In particolare, per superare la difficoltà di svolgimento delle procedure amministrative, il Commissario – evidenzia Coldiretti - potrà adottare in via d’urgenza i provvedimenti per fronteggiare la crisi idrica anche derogando alle disposizioni vigenti in materia.
«All’interno del decreto», si aggiunge, «sono importanti le norme per la realizzazione, il potenziamento e l’adeguamento delle infrastrutture ed anche quelle per l’aumento dei volumi utili degli invasi in regime di emergenza idrica, anche con finalità irrigue. Di rilievo è inoltre la previsione che consente la realizzazione di piccoli invasi privati per la raccolta di acque meteoriche per uso agricolo».
«Insieme a tale novità è importante», afferma la Coldiretti, «la disposizione che ammette il riutilizzo delle acque reflue depurate ad uso irriguo».
Sul tema “acqua” Coldiretti si era già espressa negli ultimi giorni in occasione degli stati generali sulla risorsa idrica promossi a Castello Orsini di Avezzano, raccogliendo intorno al tavolo dei relatori le forze istituzionali e i maggiori tecnici ed esperti. E anche i giovani agricoltori under 30 avevano lanciato ultimamente lo slogan simbolico “il tempo scorre l’acqua no” durante l’Academy di formazione che si è svolta il 22 marzo a Lanciano.
La stima dei danni in Abruzzo dovuti alla siccità è di circa 180 milioni annui, a cui si aggiungono i maggiori costi di gestioni sostenuti dalle aziende.
«Il problema idrico è un problema nazionale, con conseguenze importanti sui diversi territori», dice Roberto Rampazzo, direttore Coldiretti Abruzzo, «dalla disponibilità idrica dipende la produzione degli alimenti base della dieta mediterranea, dal grano duro per la pasta alla salsa di pomodoro, dalla frutta alla verdura fino al granoturco per alimentare gli animali per la produzione dei grandi formaggi come Parmigiano reggiano e il Grana padano ed i salumi più prestigiosi come il prosciutto di Parma o il Culatello di Zibello. Lo stesso vale per le produzioni abruzzesi. A rischio la produzione orticola del Fucino con la carota Igp e la patata Igp, ma anche finocchi, radicchi oltre alle produzioni tipiche di olio extravergine di olia (per il quale la regione vanta 3 Dop), del blasonato Montepulciano e degli altri vini abruzzesi fino ad arrivare alle produzioni di nicchia di formaggi e salumi.

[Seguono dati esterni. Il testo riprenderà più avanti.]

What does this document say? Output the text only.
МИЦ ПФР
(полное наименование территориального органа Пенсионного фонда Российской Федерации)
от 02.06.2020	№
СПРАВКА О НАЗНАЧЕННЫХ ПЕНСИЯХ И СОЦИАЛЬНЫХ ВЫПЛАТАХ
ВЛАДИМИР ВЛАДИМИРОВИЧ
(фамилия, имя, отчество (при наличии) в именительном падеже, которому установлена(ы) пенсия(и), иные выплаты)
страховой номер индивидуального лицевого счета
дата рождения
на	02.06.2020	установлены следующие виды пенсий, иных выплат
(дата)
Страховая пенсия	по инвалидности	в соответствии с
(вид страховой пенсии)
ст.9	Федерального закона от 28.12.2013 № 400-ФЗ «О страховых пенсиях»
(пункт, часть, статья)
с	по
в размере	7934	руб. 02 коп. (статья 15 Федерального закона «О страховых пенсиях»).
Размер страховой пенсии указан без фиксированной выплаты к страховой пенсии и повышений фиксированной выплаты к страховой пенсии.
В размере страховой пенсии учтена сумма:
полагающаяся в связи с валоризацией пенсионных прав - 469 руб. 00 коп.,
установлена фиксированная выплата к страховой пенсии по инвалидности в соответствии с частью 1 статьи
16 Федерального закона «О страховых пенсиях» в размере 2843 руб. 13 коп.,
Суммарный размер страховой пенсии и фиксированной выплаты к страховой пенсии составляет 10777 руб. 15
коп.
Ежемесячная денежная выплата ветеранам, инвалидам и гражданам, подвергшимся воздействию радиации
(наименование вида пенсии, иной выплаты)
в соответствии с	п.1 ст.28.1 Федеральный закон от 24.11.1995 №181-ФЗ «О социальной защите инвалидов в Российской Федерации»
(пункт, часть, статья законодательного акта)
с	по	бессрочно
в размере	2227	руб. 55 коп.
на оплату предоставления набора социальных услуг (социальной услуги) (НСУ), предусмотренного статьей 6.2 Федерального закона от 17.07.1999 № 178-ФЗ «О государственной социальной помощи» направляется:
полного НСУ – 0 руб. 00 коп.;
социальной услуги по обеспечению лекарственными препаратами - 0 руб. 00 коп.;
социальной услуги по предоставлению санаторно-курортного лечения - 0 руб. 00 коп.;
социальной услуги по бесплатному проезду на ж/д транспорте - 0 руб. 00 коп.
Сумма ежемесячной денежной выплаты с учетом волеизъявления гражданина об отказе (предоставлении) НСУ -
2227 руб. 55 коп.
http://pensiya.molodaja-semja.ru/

«La mancanza di precipitazioni sta condizionando le scelte delle aziende agricole, anche più strutturate, che sono spesso costrette ad importanti cambiamenti colturali», continua Rampazzo, «bene quindi il provvedimento approvato a livello nazionale, ora è necessario puntare ad una progettualità che sani le inefficienze e risolva il problema del commissariamento dei consorzi di bonifica, enti strategici che potrebbero essere uno strumento di progettazione al passo con i tempi e le esigenze presenti e future».